Note; My answer here is more a lot of possible solutions to the problem, and a touch of humor (I was answering in the middle of the night after long hours of typing a lesson plan for HS students). Without riding the bike, or riding along side of the owner to observe what the bike is doing, this is the best I can do. But I think it illustrates the need to know about your bike, and not rely on a shop tech or a dealer to give you the straight answers you need. Remember, they are desperately trying to sell motorcycles, but you are trying not to buy one!
A. OK - Don't Panic
First of all, you have added a lot of weight to the bike. It's not excessive from what I can see, but it is additional over what Yamaha designed the bike to carry on the front. The other thing is it's an old bike. Let's face the facts, our Viragos are aging. Just as we feel the pull of gravity and come up with little aches and pains as we age, so do our bikes. That's a fact.
Here's some possible changes you can make to help the resolve problem, short of turning her into a chopper to lighten the load (although personally, I do like the sleeker look of the chopper, over the heavier stance of the bagger)
Change the fork pre-load. I am not familiar enough with the XV920J to say how to do this, but I have heard you can do it with a couple small lengths of steel pipe that fit inside the tubes, or with ABS plastic pipe that fits the same way. You need to stiffen the front end to keep it from diving as soon as it does.
A better way, and one I will strongly recommend in spite of the cost factor (it's your life you have to value when you go into those squirely curves, after all!) is a set of Progressive fork springs to replace the weakened, aging fork springs that she came with. Look at that linked page and follow the links to find the set you need, and ultimately the price (You may want to have an ER technician standing by with a crash cart, if your heart is weak!).
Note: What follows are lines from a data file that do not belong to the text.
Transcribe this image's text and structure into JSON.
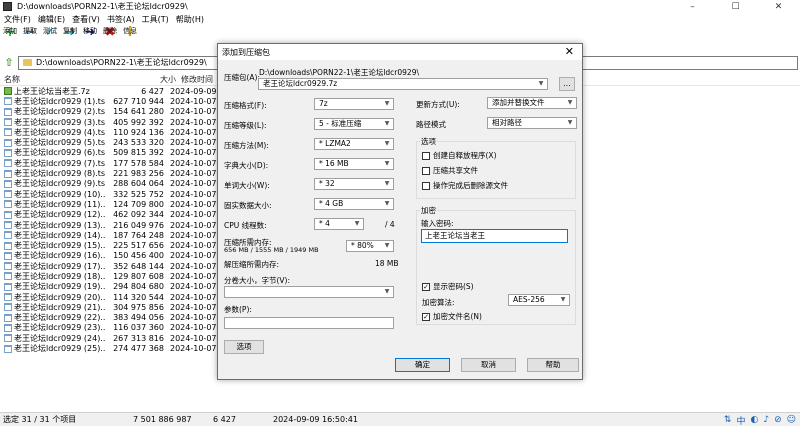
{
  "window": {
    "title": "D:\\downloads\\PORN22-1\\老王论坛ldcr0929\\",
    "controls": [
      "–",
      "☐",
      "✕"
    ]
  },
  "menu": [
    "文件(F)",
    "编辑(E)",
    "查看(V)",
    "书签(A)",
    "工具(T)",
    "帮助(H)"
  ],
  "toolbar": [
    {
      "label": "添加",
      "icon": "plus-icon",
      "glyph": "+",
      "color": "#1e9b2e"
    },
    {
      "label": "提取",
      "icon": "minus-icon",
      "glyph": "−",
      "color": "#2b5fc7"
    },
    {
      "label": "测试",
      "icon": "check-icon",
      "glyph": "✓",
      "color": "#1b9fb2"
    },
    {
      "label": "复制",
      "icon": "copy-arrow-icon",
      "glyph": "➜",
      "color": "#1b9fb2"
    },
    {
      "label": "移动",
      "icon": "move-arrow-icon",
      "glyph": "➜",
      "color": "#1a2e7a"
    },
    {
      "label": "删除",
      "icon": "delete-x-icon",
      "glyph": "✖",
      "color": "#d01818"
    },
    {
      "label": "信息",
      "icon": "info-icon",
      "glyph": "i",
      "color": "#c89a10"
    }
  ],
  "address": "D:\\downloads\\PORN22-1\\老王论坛ldcr0929\\",
  "columns": {
    "name": "名称",
    "size": "大小",
    "modified": "修改时间"
  },
  "files": [
    {
      "name": "上老王论坛当老王.7z",
      "size": "6 427",
      "date": "2024-09-09 1",
      "type": "arc"
    },
    {
      "name": "老王论坛ldcr0929 (1).ts",
      "size": "627 710 944",
      "date": "2024-10-07 1",
      "type": "doc"
    },
    {
      "name": "老王论坛ldcr0929 (2).ts",
      "size": "154 641 280",
      "date": "2024-10-07 1",
      "type": "doc"
    },
    {
      "name": "老王论坛ldcr0929 (3).ts",
      "size": "405 992 392",
      "date": "2024-10-07 1",
      "type": "doc"
    },
    {
      "name": "老王论坛ldcr0929 (4).ts",
      "size": "110 924 136",
      "date": "2024-10-07 1",
      "type": "doc"
    },
    {
      "name": "老王论坛ldcr0929 (5).ts",
      "size": "243 533 320",
      "date": "2024-10-07 1",
      "type": "doc"
    },
    {
      "name": "老王论坛ldcr0929 (6).ts",
      "size": "509 815 392",
      "date": "2024-10-07 2",
      "type": "doc"
    },
    {
      "name": "老王论坛ldcr0929 (7).ts",
      "size": "177 578 584",
      "date": "2024-10-07 1",
      "type": "doc"
    },
    {
      "name": "老王论坛ldcr0929 (8).ts",
      "size": "221 983 256",
      "date": "2024-10-07 1",
      "type": "doc"
    },
    {
      "name": "老王论坛ldcr0929 (9).ts",
      "size": "288 604 064",
      "date": "2024-10-07 1",
      "type": "doc"
    },
    {
      "name": "老王论坛ldcr0929 (10)...",
      "size": "332 525 752",
      "date": "2024-10-07 1",
      "type": "doc"
    },
    {
      "name": "老王论坛ldcr0929 (11)...",
      "size": "124 709 800",
      "date": "2024-10-07 1",
      "type": "doc"
    },
    {
      "name": "老王论坛ldcr0929 (12)...",
      "size": "462 092 344",
      "date": "2024-10-07 1",
      "type": "doc"
    },
    {
      "name": "老王论坛ldcr0929 (13)...",
      "size": "216 049 976",
      "date": "2024-10-07 1",
      "type": "doc"
    },
    {
      "name": "老王论坛ldcr0929 (14)...",
      "size": "187 764 248",
      "date": "2024-10-07 1",
      "type": "doc"
    },
    {
      "name": "老王论坛ldcr0929 (15)...",
      "size": "225 517 656",
      "date": "2024-10-07 1",
      "type": "doc"
    },
    {
      "name": "老王论坛ldcr0929 (16)...",
      "size": "150 456 400",
      "date": "2024-10-07 1",
      "type": "doc"
    },
    {
      "name": "老王论坛ldcr0929 (17)...",
      "size": "352 648 144",
      "date": "2024-10-07 1",
      "type": "doc"
    },
    {
      "name": "老王论坛ldcr0929 (18)...",
      "size": "129 807 608",
      "date": "2024-10-07 1",
      "type": "doc"
    },
    {
      "name": "老王论坛ldcr0929 (19)...",
      "size": "294 804 680",
      "date": "2024-10-07 1",
      "type": "doc"
    },
    {
      "name": "老王论坛ldcr0929 (20)...",
      "size": "114 320 544",
      "date": "2024-10-07 1",
      "type": "doc"
    },
    {
      "name": "老王论坛ldcr0929 (21)...",
      "size": "304 975 856",
      "date": "2024-10-07 1",
      "type": "doc"
    },
    {
      "name": "老王论坛ldcr0929 (22)...",
      "size": "383 494 056",
      "date": "2024-10-07 1",
      "type": "doc"
    },
    {
      "name": "老王论坛ldcr0929 (23)...",
      "size": "116 037 360",
      "date": "2024-10-07 1",
      "type": "doc"
    },
    {
      "name": "老王论坛ldcr0929 (24)...",
      "size": "267 313 816",
      "date": "2024-10-07 2",
      "type": "doc"
    },
    {
      "name": "老王论坛ldcr0929 (25)...",
      "size": "274 477 368",
      "date": "2024-10-07 2",
      "type": "doc"
    }
  ],
  "status": {
    "selected": "选定 31 / 31 个项目",
    "total_size": "7 501 886 987",
    "selected_size": "6 427",
    "date": "2024-09-09 16:50:41",
    "tray": [
      "⇅",
      "中",
      "◐",
      "♪",
      "⊘",
      "☺"
    ]
  },
  "dialog": {
    "title": "添加到压缩包",
    "close": "✕",
    "archive_label": "压缩包(A):",
    "archive_path": "D:\\downloads\\PORN22-1\\老王论坛ldcr0929\\",
    "archive_name": "老王论坛ldcr0929.7z",
    "browse": "...",
    "format_label": "压缩格式(F):",
    "format": "7z",
    "level_label": "压缩等级(L):",
    "level": "5 - 标准压缩",
    "method_label": "压缩方法(M):",
    "method": "* LZMA2",
    "dict_label": "字典大小(D):",
    "dict": "* 16 MB",
    "word_label": "单词大小(W):",
    "word": "* 32",
    "solid_label": "固实数据大小:",
    "solid": "* 4 GB",
    "threads_label": "CPU 线程数:",
    "threads": "* 4",
    "threads_max": "/ 4",
    "mem_label": "压缩所需内存:",
    "mem_detail": "656 MB / 1555 MB / 1949 MB",
    "mem_pct": "* 80%",
    "decomp_label": "解压缩所需内存:",
    "decomp_value": "18 MB",
    "split_label": "分卷大小，字节(V):",
    "params_label": "参数(P):",
    "options_button": "选项",
    "update_label": "更新方式(U):",
    "update": "添加并替换文件",
    "path_label": "路径模式",
    "path": "相对路径",
    "options_group": "选项",
    "opt_sfx": "创建自释放程序(X)",
    "opt_shared": "压缩共享文件",
    "opt_delete": "操作完成后删除源文件",
    "encrypt_group": "加密",
    "password_label": "输入密码:",
    "password": "上老王论坛当老王",
    "show_password": "显示密码(S)",
    "enc_method_label": "加密算法:",
    "enc_method": "AES-256",
    "encrypt_names": "加密文件名(N)",
    "ok": "确定",
    "cancel": "取消",
    "help": "帮助"
  }
}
You have, I gather from your post, checked the axel, bushings, steering head bearings, tension on the steering stem, etc. Have you checked the swing-arm bushings too? If not, before you buy anything or change the front end in any way, check the condition of those swing-arm bushings. They are absolutely critical to the way the bike handles. If they get bad enough, even straight roads can become an adventure in taunting death.
Another factor to consider is the total load/weight distribution on the bike at any given time. With luggage, you have to be extremely cognizant about weight distribution. You'll also want to make sure you have the right tires for what you're doing. Street tires on a bike set-up to tour is a bad thing when it comes to handling. Also, check to see if the forks are getting overstressed in turns. If they flex abnormally because of the fairing or added weight of the luggage, you may really just need an aftermarket fork brace to tie the two sides together better. This is often a really effective fix, but isn't always best because the brace can just 'band-aid' the trouble and hide other, worse problems until it's too late.
There is a lot to consider here. I wish I were able to see the bike, and ride along side of you to see what it's doing, exactly.
The shops you have been to should simply close their doors, because they have no clue as to what they are talking about. None whatsoever. From the very first day they hit the market, Yamaha's Virago has been, and continues to be, one of the absolute best handling motorcycles ever manufactured.
Additional Information: A comment to the original question by "Geo", another long time Virago rider, fairly knowledgeable Virago guy, and absolute motor head reads as follows: "OK. when I got mine as a wreck and rebuilt it it was very squirely. You can read my story on my website. The short of it is, Progressive front and rear springs ( about $225 for all three), then use 15 weight fork oil. Tapered steering bearings from partsnmore.com also helped. When I get real aggressive in the turns, I put my feet on the passenger pegs and lean forward. To give you a partial idea of what the springs will do for you, put 40 psi in the rear and 25 in the front and set your front dampener settings to 3 or 4 and the rear as high as it will go. There should be a marked improvement, but no where near what the springs did for me." and "Also, I wanted to mention the first thought I had was the same as bykrmom. Empty the trunk and saddle bags. The best place to carry extra weight is in an imaginary triangle with the three points being the two axels and the top of your helmet. Yes, I know there isn't really any open spaces there. So saddle bags and tank bags and backpacks [are] the best for keeping the balance of the bike. The Progressive front springs came with the spacers.
Tire brands also make a difference. I have Dunlop 495 in rear and [Dunlop] f11 in front.